Determination of the effect of DNA damaging agent Doxorubicin on expression of p21 in MCF7 breast cancer cells using real time qPCR

  1. Introduction: 
  1. Research question 

Does doxorubicin drug have a significant effect on the level of expression of p21 regulatory gene in cancer cells? 

This experiment will investigate the effect of DNA damaging agent doxorubicin on the regulation of tumor repressor gene p21 in a human breast cancer cell line MCF7. Relative expression of p21 with a reference gene is going to be examined in a doxorubicin treated cells, and non-treated cells using real time quantitative polymerase chain reaction (qPCR). The fold change in relative expression is going to be calculated to determine the significance of the change that might be caused by doxorubicin drug on treated cells. 
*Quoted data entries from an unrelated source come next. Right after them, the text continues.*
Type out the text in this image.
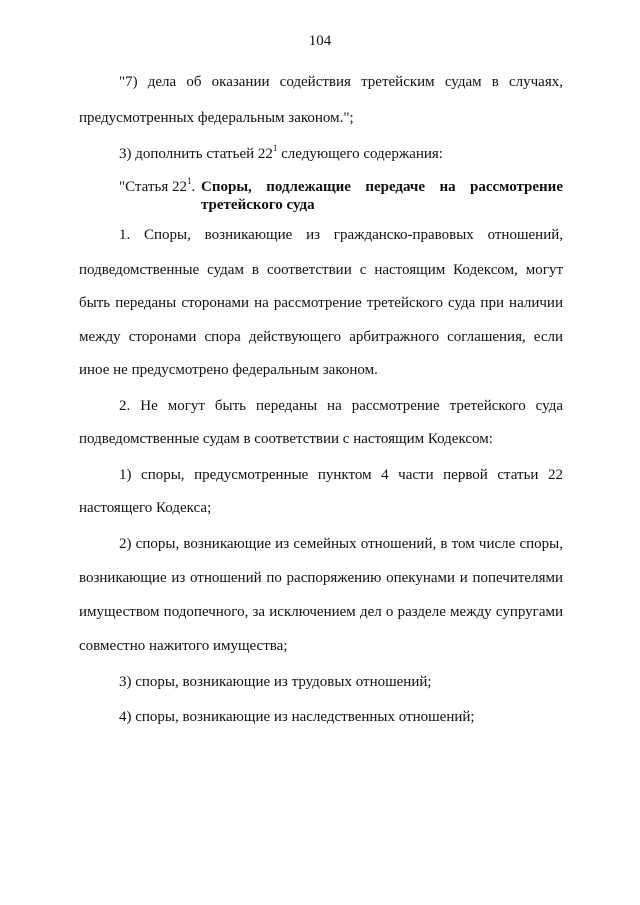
104
"7) дела об оказании содействия третейским судам в случаях,
предусмотренных федеральным законом.";
3) дополнить статьей $22^1$ следующего содержания:
"Статья $22^1$. Споры, подлежащие передаче на рассмотрение
третейского суда
1. Споры, возникающие из гражданско-правовых отношений,
подведомственные судам в соответствии с настоящим Кодексом, могут
быть переданы сторонами на рассмотрение третейского суда при наличии
между сторонами спора действующего арбитражного соглашения, если
иное не предусмотрено федеральным законом.
2. Не могут быть переданы на рассмотрение третейского суда
подведомственные судам в соответствии с настоящим Кодексом:
1) споры, предусмотренные пунктом 4 части первой статьи 22
настоящего Кодекса;
2) споры, возникающие из семейных отношений, в том числе споры,
возникающие из отношений по распоряжению опекунами и попечителями
имуществом подопечного, за исключением дел о разделе между супругами
совместно нажитого имущества;
3) споры, возникающие из трудовых отношений;
4) споры, возникающие из наследственных отношений;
  1. Scientific significance 

Lost control of cell cycle is the cause responsible of cancer diseases. Cell cycle regulation involves highly regulated processes mediated by regulatory genes. p21 tumor repressor gene is among the most critical regulatory genes for cell cycle arrest at G1/S and G2/M transitions phases. It is induced by another regulatory gene which is p53 (Karimian et al., 2016). p53 is the main transcriptional regulator in cell cycle arrest and apoptosis (Chen 2016). During normal conditions in the cell p53 is expressed in a very low level, however, its level of expression raises when cell is stressed, or DNA is damaged. p53 triggers cell cycle arrest, and p21 as a consequence to undergo cell cycle arrest and repress tumor (Wang, et al., 2015). Doxorubicin in is a DNA damaging agent that is used to treat variety of cancer types. It exerts two different activities in cancer cells that lead to DNA damage, including the inhibition of topoisomerase II mediated DNA repair, and the formation of free radicals that damage the DNA (Thorn et al., 2012). In this paper doxorubicin drug is going to be tested on MCF7 breast cancer cells to determine its effect on the level of expression of p21. This experiment will serve as an evidence for the regulation of p21 tumor repressor gene by doxorubicin for the treatment of cancer cells. And will further our understanding of the pathway by which doxorubicin affect the essential regulatory gene p21 that have the capability to arrest cell cycle and repress tumors and treat cancer disease. 

  1. Hypothesis

When cells are treated with doxorubicin, they undergo apoptosis as a response to the damage in the DNA (Thorn et al., 2012). Cell arrest involved p53 tumor repressor gene, which will upregulate p21 protein during apoptosis (Abbas & Dutta 2010). Therefore, it is hypothesized that treating MCF7 cells with doxorubicin will upregulate the expression of p21. For the purpose of the normalization of qPCR results, p21 expression is going to be compared to the expression of a housekeeping gene (beta-actin) that acts as a reference gene (Verna 2012).  

  1. Results 
  1. Treatment

MCF7 cell line was treated with 0.5um doxorubicin to be compared with a non- treated MCF7 cells. RNA was extracted and quantified using nanodrop spectrophotometer. The result of RNA quantification was 227 ng/ml from the treated sample, and 318.9 ng/ml for the untreated sample (Figure 1 A, B).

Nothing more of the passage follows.